External Quality Assessment (EQA) schemes are designed to provide a snapshot of laboratory proficiency, identifying issues and providing feedback to improve laboratory performance and inter-laboratory agreement in testing. Currently there are no international EQA schemes for seasonal influenza serology testing. Here we present a feasibility study for conducting an EQA scheme for influenza serology methods.
We invited participant laboratories from industry, contract research organizations (CROs), academia and public health institutions who regularly conduct hemagglutination inhibition (HAI) and microneutralization (MN) assays and have an interest in serology standardization. In total 16 laboratories returned data including 19 data sets for HAI assays and 9 data sets for MN assays.
Within run analysis demonstrated good laboratory performance for HAI, with intrinsically higher levels of intra-assay variation for MN assays.

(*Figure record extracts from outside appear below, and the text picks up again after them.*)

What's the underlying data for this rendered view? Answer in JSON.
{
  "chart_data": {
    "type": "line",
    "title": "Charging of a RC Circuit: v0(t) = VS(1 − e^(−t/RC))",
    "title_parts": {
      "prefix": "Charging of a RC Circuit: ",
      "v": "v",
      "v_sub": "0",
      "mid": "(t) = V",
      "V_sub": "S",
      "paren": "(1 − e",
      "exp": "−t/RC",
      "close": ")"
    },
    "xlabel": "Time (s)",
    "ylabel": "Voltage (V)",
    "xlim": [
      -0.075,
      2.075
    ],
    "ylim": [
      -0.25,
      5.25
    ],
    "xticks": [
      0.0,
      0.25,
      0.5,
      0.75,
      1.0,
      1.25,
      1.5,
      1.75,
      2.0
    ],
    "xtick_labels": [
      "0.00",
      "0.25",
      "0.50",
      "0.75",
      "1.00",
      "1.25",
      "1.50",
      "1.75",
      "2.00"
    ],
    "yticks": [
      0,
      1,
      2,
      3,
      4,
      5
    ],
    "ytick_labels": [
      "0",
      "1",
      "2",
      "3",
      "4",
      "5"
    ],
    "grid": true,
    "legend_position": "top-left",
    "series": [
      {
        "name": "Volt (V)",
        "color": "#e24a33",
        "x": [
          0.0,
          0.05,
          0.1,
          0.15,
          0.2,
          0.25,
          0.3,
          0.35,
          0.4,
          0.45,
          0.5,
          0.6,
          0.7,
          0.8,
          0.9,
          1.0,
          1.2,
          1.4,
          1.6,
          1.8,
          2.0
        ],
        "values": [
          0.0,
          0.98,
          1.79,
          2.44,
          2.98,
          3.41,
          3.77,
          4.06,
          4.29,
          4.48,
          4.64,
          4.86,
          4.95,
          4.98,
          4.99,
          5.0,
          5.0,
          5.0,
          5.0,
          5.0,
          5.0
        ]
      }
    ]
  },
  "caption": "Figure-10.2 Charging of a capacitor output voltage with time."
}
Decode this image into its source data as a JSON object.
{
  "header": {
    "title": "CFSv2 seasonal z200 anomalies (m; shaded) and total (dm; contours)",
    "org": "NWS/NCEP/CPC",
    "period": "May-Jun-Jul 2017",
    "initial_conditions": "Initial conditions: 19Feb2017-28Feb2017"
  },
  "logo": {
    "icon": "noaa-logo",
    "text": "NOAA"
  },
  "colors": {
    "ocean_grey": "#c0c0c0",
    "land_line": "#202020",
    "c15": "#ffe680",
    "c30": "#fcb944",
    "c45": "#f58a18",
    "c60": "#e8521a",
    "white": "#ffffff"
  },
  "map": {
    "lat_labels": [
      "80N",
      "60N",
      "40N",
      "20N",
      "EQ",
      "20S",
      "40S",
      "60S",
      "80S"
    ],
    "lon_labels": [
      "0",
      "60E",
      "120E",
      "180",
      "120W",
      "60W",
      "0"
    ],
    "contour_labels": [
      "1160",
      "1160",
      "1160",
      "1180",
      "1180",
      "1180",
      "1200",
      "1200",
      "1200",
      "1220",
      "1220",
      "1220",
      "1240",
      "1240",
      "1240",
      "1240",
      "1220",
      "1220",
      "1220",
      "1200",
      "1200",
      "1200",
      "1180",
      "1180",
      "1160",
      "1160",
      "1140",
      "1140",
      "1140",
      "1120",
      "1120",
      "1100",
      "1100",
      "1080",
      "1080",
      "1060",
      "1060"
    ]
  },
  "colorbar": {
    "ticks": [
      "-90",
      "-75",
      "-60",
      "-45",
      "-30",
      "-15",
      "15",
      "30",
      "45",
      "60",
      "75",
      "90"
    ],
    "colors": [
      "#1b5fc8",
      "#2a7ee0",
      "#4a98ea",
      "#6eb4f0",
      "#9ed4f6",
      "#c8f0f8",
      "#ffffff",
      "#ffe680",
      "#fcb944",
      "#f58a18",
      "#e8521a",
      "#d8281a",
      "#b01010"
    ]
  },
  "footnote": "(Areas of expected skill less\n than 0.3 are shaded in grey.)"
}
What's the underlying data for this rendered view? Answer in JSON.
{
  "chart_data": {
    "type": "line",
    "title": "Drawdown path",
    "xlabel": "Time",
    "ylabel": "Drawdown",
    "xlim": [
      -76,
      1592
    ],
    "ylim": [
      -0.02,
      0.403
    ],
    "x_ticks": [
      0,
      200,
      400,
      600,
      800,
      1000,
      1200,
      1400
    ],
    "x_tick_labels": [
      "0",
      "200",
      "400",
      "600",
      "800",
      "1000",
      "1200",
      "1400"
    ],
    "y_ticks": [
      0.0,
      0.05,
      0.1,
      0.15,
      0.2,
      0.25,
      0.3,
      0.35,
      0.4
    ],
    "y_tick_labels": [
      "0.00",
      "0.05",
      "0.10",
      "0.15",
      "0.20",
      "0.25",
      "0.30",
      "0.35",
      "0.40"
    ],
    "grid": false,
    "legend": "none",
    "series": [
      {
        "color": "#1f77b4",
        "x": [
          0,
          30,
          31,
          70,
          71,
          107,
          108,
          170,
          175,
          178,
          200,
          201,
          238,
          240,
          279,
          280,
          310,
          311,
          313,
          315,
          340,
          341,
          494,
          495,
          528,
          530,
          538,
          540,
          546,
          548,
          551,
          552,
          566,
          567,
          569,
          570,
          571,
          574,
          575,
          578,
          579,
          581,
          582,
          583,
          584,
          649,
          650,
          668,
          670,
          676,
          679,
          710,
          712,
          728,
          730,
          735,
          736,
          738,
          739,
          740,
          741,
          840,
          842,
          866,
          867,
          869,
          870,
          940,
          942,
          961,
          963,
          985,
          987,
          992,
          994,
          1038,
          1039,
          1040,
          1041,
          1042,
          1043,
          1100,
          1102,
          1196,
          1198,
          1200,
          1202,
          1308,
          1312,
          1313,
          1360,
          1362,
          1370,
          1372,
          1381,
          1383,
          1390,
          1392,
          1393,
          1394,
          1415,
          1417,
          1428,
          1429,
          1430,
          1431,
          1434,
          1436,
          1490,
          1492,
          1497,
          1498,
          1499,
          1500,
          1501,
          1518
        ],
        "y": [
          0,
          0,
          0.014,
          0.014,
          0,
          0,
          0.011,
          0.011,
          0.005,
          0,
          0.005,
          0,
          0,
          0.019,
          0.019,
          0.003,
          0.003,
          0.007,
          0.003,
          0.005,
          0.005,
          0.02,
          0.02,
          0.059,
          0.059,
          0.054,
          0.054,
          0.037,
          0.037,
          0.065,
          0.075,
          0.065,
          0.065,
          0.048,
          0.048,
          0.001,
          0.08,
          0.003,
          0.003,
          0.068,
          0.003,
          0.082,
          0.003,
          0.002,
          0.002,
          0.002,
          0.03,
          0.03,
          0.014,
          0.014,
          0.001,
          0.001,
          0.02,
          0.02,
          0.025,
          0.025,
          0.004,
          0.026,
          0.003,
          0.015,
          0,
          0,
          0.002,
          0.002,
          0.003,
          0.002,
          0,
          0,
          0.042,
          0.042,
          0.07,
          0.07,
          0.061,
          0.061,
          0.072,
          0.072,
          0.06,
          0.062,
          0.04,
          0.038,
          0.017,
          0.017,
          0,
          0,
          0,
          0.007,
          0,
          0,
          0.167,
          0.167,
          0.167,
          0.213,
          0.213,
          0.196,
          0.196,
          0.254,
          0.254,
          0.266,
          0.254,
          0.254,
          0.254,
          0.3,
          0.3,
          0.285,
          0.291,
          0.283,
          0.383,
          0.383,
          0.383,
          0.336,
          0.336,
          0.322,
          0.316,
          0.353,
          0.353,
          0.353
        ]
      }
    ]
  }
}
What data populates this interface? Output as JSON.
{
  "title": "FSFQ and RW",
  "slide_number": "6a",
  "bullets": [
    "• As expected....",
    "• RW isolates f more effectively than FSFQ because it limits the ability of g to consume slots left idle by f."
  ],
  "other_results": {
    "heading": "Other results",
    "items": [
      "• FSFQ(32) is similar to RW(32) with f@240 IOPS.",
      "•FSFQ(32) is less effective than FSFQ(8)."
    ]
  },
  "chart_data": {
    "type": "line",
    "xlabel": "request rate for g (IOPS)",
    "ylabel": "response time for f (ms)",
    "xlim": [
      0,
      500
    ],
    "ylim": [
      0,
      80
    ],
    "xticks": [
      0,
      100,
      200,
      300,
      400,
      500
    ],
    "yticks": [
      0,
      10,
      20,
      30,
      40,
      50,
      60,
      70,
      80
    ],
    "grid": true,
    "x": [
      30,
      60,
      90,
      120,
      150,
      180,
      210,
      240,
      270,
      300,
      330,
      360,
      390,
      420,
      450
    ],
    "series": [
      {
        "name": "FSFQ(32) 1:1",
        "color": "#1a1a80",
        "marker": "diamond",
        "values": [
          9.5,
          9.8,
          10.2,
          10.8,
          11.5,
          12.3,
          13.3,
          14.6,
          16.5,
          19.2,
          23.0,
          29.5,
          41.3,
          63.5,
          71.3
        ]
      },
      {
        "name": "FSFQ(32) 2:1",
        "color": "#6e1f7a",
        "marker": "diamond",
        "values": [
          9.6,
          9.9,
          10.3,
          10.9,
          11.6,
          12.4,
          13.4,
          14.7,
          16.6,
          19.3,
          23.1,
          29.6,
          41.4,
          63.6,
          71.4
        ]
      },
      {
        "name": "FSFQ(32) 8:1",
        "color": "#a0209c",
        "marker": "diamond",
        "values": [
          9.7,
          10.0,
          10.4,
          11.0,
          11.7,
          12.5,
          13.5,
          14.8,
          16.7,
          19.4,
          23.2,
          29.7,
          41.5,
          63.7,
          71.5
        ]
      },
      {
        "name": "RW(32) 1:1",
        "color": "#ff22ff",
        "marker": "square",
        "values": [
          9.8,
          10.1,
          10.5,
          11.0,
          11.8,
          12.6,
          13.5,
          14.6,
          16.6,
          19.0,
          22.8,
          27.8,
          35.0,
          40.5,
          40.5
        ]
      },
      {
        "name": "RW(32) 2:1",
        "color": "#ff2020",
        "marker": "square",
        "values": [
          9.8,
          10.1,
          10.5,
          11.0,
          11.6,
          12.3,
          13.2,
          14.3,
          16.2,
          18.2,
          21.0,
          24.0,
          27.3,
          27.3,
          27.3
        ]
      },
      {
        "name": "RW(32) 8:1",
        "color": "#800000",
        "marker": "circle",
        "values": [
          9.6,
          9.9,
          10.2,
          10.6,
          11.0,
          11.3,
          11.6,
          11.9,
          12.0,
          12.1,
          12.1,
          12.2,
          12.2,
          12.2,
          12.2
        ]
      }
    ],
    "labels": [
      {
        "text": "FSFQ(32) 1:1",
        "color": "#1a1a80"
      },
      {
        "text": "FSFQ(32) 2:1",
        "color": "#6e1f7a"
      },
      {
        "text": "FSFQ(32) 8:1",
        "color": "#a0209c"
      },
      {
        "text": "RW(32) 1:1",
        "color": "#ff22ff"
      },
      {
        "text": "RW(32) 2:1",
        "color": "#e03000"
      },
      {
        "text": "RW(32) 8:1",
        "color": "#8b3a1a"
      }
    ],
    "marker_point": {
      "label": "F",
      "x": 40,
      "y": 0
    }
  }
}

Between run analysis showed laboratory and strain specific issues, particularly with B strains for HAI, whilst MN testing was consistently good across labs and strains. Inter-laboratory variability was higher for MN assays than HAI, however both assays showed a significant reduction in inter-laboratory variation when a human sera pool is used as a standard for normalization.
This study has received positive feedback from participants, highlighting the benefit such an EQA scheme would have on improving laboratory performance, reducing inter laboratory variation and raising awareness of both harmonized protocol use and the benefit of biological standards for seasonal influenza serology testing.